Il faut savoir raison garder
Toutefois, la normalisation de la situation au Nord-Mali passe par la résolution de la crise politique au Sud-Mali. En réagissant tardivement à la situation qui prévaut au Mali, en refusant de communiquer et de dire les choses telles qu’elles sont, le Premier ministre Cheick Modibo Diarra aura laissé la porte ouverte aux « ultras » de son gouvernement qui ont su instrumentaliser la situation à risques dont chacun savait qu’elle pouvait effectivement, dégénérer. « Si nous sommes ce gouvernement de transition, c’est contre la situation qui nous est faite que nous nous rebellons », martèle en substance un membre du FDR. Mais qu’on ne s’y trompe pas : le Mali est aujourd’hui humilié et se trouve dans un mouvement général de sauve-qui-peut. Et ce sont ces actes du FDR qui, au départ, avait rejeté la concertation, qui compliquent davantage la situation du pays car sans accord à Bamako, il n’y aura pas de stabilité au Nord. Actuellement, il y a une déchirure entre la classe politique malienne et les populations qui sont abasourdies et pleines de rancœur à l’égard d’un Président de transition qu’elles qualifient de « traître » face à l’avenir du Mali.
Pour elles, il n’y avait rien d’impromptu en ce qui concerne la formation d’un nouveau gouvernement de transition au Mali. C’est plutôt le résultat de la manigance de ceux qui voulaient poursuivre leurs micmacs mafieux sous le « parapluie » d’un régime qui, à force de dire qu’il recherchait le consensus pour une sortie de crise, s’était finalement avéré incapable de prendre les décisions qui s’imposaient. Aujourd’hui, on commence à penser, dans les capitales ouest-africaines et les chancelleries « occidentales », que l’instrumentalisation du mécontentement de la classe politique malienne s’est poursuivie avec la nomination de Cheick Modibo Diarra comme Premier ministre. La classe politique a tout le temps contesté ce gouvernement de transition et s’est mise à penser qu’il détenait vraiment la clé de la situation. Dès lors, quel a été le diagnostic du FDR ? Le mouvement n’a jamais cautionné le départ d’ATT. Certes, il n’a pas engagé d’action concrète pour répondre à l’attente des Maliens. Bien au contraire, il est rapidement apparu qu’il entendait être consulté au moment de la mise en place du gouvernement de transition. Le FDR semblait prendre en otage la démocratie malienne.

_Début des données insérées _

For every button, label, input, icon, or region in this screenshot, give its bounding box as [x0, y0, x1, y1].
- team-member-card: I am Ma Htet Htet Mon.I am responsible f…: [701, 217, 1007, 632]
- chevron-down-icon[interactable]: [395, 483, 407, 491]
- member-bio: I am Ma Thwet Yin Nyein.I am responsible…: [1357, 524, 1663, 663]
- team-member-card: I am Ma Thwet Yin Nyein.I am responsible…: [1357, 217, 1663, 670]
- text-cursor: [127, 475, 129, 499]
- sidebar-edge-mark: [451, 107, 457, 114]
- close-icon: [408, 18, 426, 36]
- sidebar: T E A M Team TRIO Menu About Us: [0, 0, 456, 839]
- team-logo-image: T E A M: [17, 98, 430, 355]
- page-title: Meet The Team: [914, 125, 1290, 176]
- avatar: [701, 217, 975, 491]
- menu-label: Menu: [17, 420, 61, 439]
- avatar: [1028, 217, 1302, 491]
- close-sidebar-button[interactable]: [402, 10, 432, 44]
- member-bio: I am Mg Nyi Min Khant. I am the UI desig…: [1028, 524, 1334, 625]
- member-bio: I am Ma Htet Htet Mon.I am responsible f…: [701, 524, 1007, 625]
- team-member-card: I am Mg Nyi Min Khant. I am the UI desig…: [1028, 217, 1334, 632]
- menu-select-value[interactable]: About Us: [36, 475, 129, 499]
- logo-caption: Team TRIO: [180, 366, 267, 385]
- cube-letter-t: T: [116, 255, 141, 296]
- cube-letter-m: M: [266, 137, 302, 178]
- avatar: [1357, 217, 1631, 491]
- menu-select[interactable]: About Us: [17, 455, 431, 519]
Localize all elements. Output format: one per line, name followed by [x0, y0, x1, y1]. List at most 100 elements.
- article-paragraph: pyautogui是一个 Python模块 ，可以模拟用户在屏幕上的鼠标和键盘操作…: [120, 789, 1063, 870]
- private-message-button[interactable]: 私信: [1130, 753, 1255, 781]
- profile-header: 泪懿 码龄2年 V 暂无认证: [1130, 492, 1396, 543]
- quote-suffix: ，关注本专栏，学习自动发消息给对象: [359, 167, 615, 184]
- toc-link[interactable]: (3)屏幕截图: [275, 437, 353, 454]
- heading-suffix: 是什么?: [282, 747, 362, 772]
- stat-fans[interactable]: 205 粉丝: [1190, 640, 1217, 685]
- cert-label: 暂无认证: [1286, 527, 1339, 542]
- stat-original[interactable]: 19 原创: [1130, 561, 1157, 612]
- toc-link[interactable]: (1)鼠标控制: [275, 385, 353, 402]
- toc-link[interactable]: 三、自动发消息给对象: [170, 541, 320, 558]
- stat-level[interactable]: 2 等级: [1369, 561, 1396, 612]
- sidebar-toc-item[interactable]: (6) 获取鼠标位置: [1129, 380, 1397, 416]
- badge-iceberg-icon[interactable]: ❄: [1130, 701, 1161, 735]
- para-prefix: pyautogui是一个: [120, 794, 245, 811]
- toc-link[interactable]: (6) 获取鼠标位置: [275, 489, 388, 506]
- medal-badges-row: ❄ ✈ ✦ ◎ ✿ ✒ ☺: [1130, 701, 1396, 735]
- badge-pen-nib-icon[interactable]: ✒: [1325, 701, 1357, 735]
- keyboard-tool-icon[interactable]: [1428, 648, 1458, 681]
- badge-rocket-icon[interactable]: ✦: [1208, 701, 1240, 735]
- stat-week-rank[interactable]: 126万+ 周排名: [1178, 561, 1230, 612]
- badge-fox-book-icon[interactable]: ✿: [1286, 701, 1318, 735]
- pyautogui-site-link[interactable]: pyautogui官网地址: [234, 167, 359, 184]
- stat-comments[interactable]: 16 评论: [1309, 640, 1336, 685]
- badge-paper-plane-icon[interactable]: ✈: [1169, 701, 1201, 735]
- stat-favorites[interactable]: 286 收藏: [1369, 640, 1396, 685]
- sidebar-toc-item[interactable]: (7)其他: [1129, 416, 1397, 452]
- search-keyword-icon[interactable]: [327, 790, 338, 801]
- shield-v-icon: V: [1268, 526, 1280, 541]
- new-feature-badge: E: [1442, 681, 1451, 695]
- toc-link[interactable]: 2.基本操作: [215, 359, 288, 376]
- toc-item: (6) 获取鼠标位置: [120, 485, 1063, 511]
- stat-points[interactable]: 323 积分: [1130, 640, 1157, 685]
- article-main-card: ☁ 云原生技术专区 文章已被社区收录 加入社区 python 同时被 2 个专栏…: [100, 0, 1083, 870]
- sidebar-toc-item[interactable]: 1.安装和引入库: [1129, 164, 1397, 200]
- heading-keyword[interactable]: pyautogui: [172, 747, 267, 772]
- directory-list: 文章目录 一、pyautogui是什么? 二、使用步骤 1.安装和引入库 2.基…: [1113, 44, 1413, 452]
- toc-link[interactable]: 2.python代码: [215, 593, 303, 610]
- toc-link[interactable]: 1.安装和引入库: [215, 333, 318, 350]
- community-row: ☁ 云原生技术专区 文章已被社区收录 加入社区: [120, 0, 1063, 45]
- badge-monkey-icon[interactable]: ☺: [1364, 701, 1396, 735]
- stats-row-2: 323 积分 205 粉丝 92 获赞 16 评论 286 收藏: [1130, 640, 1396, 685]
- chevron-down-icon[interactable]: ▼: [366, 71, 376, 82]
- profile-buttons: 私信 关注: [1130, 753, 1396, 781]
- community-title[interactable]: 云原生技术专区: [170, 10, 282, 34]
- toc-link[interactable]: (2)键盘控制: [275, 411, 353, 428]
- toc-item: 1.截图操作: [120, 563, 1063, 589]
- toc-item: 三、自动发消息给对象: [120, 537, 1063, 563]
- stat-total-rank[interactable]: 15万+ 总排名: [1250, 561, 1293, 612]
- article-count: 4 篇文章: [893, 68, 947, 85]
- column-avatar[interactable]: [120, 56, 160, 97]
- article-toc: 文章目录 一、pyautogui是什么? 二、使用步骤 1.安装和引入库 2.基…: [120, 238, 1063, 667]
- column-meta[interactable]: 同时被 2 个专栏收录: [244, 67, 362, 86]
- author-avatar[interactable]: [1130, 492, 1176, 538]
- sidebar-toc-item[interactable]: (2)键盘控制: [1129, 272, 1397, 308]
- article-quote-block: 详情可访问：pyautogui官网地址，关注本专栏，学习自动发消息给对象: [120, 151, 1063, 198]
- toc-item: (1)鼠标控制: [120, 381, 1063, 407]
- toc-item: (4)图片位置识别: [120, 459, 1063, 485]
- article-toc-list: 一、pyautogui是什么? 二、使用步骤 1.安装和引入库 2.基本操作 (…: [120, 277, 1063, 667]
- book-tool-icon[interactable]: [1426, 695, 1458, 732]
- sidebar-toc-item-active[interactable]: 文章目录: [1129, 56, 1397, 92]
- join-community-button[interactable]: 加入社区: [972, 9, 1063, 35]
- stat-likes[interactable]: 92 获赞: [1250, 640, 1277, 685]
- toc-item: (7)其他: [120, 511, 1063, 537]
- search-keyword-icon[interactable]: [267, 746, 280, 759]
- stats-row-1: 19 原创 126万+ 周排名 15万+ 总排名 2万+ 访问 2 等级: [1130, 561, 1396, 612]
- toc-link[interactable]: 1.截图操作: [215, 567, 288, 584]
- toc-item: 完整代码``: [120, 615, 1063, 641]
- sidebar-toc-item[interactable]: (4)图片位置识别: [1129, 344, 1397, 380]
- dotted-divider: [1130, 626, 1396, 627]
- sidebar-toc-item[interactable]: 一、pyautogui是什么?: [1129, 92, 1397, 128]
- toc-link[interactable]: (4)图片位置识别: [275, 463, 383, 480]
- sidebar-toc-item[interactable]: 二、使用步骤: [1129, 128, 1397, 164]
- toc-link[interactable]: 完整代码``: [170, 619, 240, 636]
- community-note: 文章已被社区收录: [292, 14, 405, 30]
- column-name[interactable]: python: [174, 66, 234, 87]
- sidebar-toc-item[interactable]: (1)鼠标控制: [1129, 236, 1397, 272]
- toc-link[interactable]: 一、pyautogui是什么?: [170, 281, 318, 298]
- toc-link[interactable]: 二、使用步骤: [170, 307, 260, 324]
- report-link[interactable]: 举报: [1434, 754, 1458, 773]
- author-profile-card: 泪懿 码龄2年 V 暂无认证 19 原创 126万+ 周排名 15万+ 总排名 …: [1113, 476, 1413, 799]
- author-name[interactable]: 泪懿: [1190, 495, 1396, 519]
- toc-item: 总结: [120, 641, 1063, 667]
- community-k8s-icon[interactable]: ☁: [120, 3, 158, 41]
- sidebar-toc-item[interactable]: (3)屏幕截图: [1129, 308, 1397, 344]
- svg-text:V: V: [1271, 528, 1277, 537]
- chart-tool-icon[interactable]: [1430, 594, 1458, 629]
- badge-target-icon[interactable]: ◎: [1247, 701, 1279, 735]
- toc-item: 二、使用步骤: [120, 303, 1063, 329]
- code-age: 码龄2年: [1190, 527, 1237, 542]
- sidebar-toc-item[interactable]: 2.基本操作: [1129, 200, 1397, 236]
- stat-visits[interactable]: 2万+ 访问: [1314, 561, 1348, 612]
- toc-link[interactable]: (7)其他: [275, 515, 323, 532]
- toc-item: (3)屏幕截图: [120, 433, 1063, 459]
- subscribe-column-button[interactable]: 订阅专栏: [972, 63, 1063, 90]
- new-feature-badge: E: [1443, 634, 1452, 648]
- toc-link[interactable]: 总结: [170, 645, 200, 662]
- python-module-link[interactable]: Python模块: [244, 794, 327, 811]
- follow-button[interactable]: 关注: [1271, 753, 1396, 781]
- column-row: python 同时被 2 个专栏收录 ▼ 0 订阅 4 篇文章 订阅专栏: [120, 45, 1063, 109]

L’objectif était de cristalliser le gouvernement en le ramenant à une table de négociation qui permettrait à la classe politique, qui « ne buvait plus du petit lait », de rentrer dans le gouvernement et d’être partie prenante dans la résolution de la crise au Sud avant d’être partie prenante dans l’éradication des « islamistes radicaux » dans le Nord, contre, bien sûr, quelques avantages. Pour parvenir à ses fins, la classe politique malienne, sous la bannière du FDR, va mettre la pression afin que la « communauté internationale » et la « communauté africaine » imposent la formation d’un nouveau gouvernement de transition. Et c’est ce qui provoque la réunion de la CEDEAO à Ouagadougou pour mettre en place un gouvernement dit d’union nationale pour diriger la transition malienne. En attendant, il faut savoir raison garder, d’autant qu’il y a beaucoup d’embuches à franchir.